原创 春春 春熙照相馆 收录于话题#摄影课6#摄影训练营1
家庭影像的愉悦
文/春熙
说起家庭影像,大家一定不陌生。
相信每个人家里都会有一本相册,存放着亲朋好友的照片,记录一些有意义的时刻,欢聚的瞬间。




这是晋永权老师的作品中的老照片。他用数万张家庭老照片,还原20世纪下半叶中国人的日常生活。近几年,老照片的收藏和研究一直非常热门。可能熟悉摄影的小伙伴会想到,旅居北京的法国收藏家托马斯·苏文(Thomas Sauvin)的项目北京银矿(Beijing Silvermin)。



在这些照片回收项目中,拍摄时间、地点、人物都非常不清楚的佚名作品逐渐脱离了原有的具体场景,被艺术家或研究者重构赋予新的内涵。老照片作为时间的容器,展现出一个内涵丰富的世界。
相对业余摄影而言,在严肃摄影领域摄影师关注家庭生活却要晚得多。摄影史上第一张永久正像是向外看的,画意摄影虽然在画室中创作,但是缺少了对现实的关注。此后的摄影一直在街头巷尾撷取影像,摄影作品中家庭材料相对匮乏。




可能你以为在爱德华·史泰肯(Edward Steichen)策划的展览“人类一家”和1955年出版的同名画册中会有许多家庭生活的照片。但实际上,只有不到十分之一的照片可以肯定是在家中拍摄的。
在摄影的美学传统中,家庭生活的记录单薄、零碎,从阿尔弗雷德·施蒂格利茨(Alfred Stieglitz)到爱德华·韦斯顿(Edward Weston),一直延伸到哈里·卡拉汉(Harry Callahan)和艾伦·西斯金德 (Aaron Siskind)等。
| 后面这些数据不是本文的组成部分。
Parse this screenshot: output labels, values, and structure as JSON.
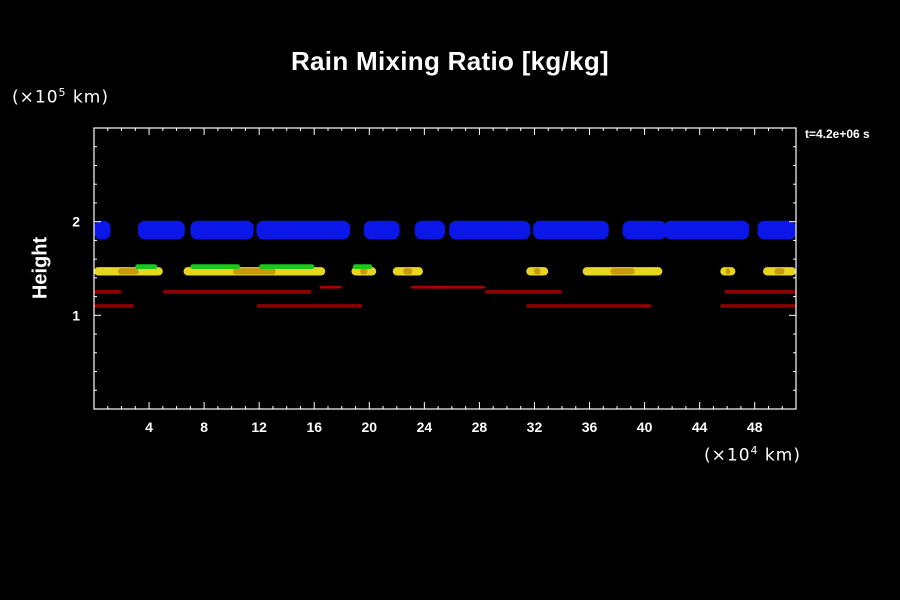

由于缺乏特权,贫困家庭远比富人家庭更容易成为拍摄对象。
在本次训练营中,我们会回顾摄影中将家庭内部空间作为拍摄对象的历史。思考家庭摄影中的快照,仪式与亲密关系以及摄影师(他或她)与被摄主体的关系。探究为什么会有从《人类一家》的宏大叙事、浪漫想象到人们开始关注私人的生活空间的转变?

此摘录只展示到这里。